Supported by Innovate UK, the Fair Futures Bootcamp aimed to harness the powers of collaborative working and creativity to develop ways of better understanding innovations that might help vulnerable consumerss.
Working with Energy Systems Catapult
Taking inspiration from some of the great hackathon examples we’ve seen by social start-ups and entrepreneurs, the Consumer Insight team at the Catapult organised a rapid explore, design, build and test event that took place across two days.
Attendees came from a mixture of backgrounds, sectors, disciplines and roles but were all working in some way within the energy sector, and are open to thinking about how the future for fuel poor households might be different.
We are seeking to move away from the usual thinking about fuel poverty as just an ‘energy issue’, participants brought knowledge and experience in social housing, new entrant energy suppliers, consumer advocacy work, policy lobbying/campaigning, national support schemes, innovation and sustainability consultancy and academic work to help shape the conversation.

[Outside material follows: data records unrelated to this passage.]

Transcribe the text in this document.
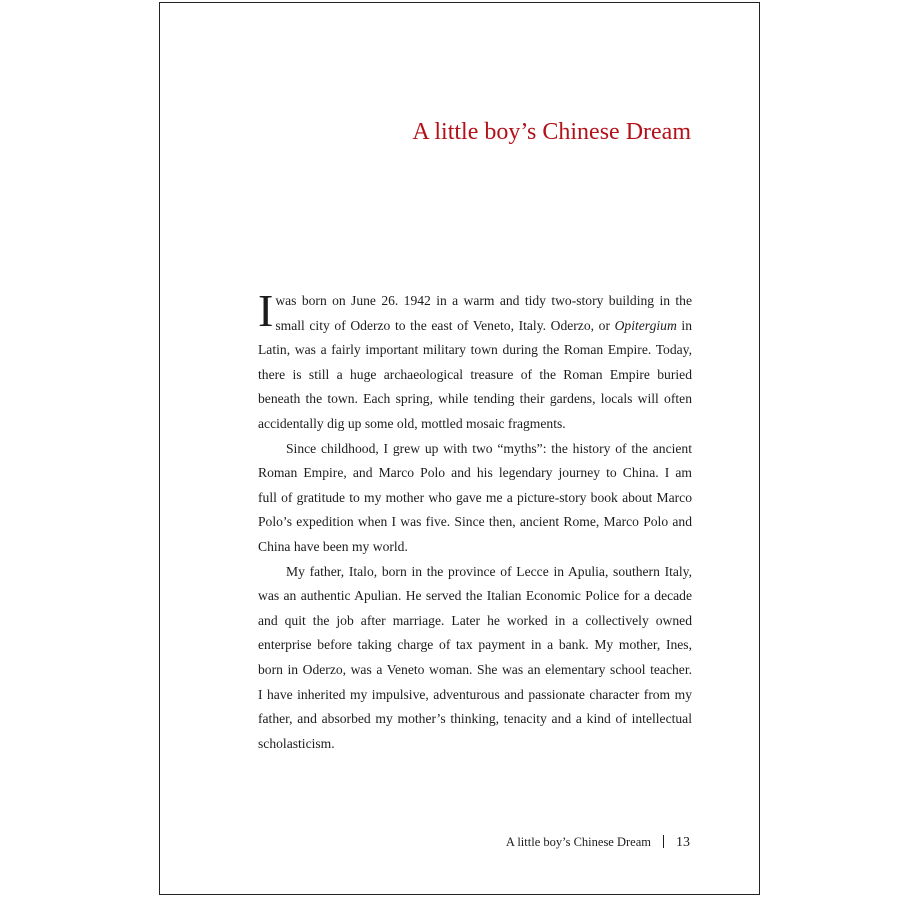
A little boy’s Chinese Dream
I was born on June 26. 1942 in a warm and tidy two-story building in the
small city of Oderzo to the east of Veneto, Italy. Oderzo, or Opitergium in
Latin, was a fairly important military town during the Roman Empire. Today,
there is still a huge archaeological treasure of the Roman Empire buried
beneath the town. Each spring, while tending their gardens, locals will often
accidentally dig up some old, mottled mosaic fragments.
Since childhood, I grew up with two “myths”: the history of the ancient
Roman Empire, and Marco Polo and his legendary journey to China. I am
full of gratitude to my mother who gave me a picture-story book about Marco
Polo’s expedition when I was five. Since then, ancient Rome, Marco Polo and
China have been my world.
My father, Italo, born in the province of Lecce in Apulia, southern Italy,
was an authentic Apulian. He served the Italian Economic Police for a decade
and quit the job after marriage. Later he worked in a collectively owned
enterprise before taking charge of tax payment in a bank. My mother, Ines,
born in Oderzo, was a Veneto woman. She was an elementary school teacher.
I have inherited my impulsive, adventurous and passionate character from my
father, and absorbed my mother’s thinking, tenacity and a kind of intellectual
scholasticism.
A little boy’s Chinese Dream 13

As a group, much of the discussion focused on the fact that so little, if any, of the effort in trying to alleviate fuel poverty is spent trying to learn how to tackle it more effectively. This is in stark contrast to most other areas of public spending, where some proportion of effort is devoted to continuous improvement. There was agreement across the board that this is holding back progress with further discussions planned for how to best tackle this.
A keynote address was delivered by Laura Sandys, previous chair of the European Movement UK and MP, who is now a business entrepreneur and policy innovator within the energy sector.
Embracing ‘fast to fail’ methodologies, the key aim of the two days was to create a prototype tool through which we could start to understand how innovation can have a real impact on fuel poverty in the UK.
Utilising user-centred design methods, we created a free online tool:
The tool stress-tests and ‘scores’ potential innovations on how they will impact consumers living with fuel poverty. The tool uses a collaboratively devised set of measures developed by experts from small and large energy suppliers, housing associations, consumer advocacy agencies, distribution network operators, academics, local government and fuel poverty charities.
The UK has a great opportunity to lead the world in developing innovative, empowering ways of tackling fuel poverty, whilst delivering the UK’s decarbonisation mission.
Attendees will now use the tool to stress-test innovations within their own settings and organisations, providing us with real-world analysis of its successes and limitations.
The Fair Futures boot camp provided a great platform upon which new collaborations, projects and partnerships can develop, whilst delivering key insights into what innovations, ideas and interests exist, and can therefore be built upon.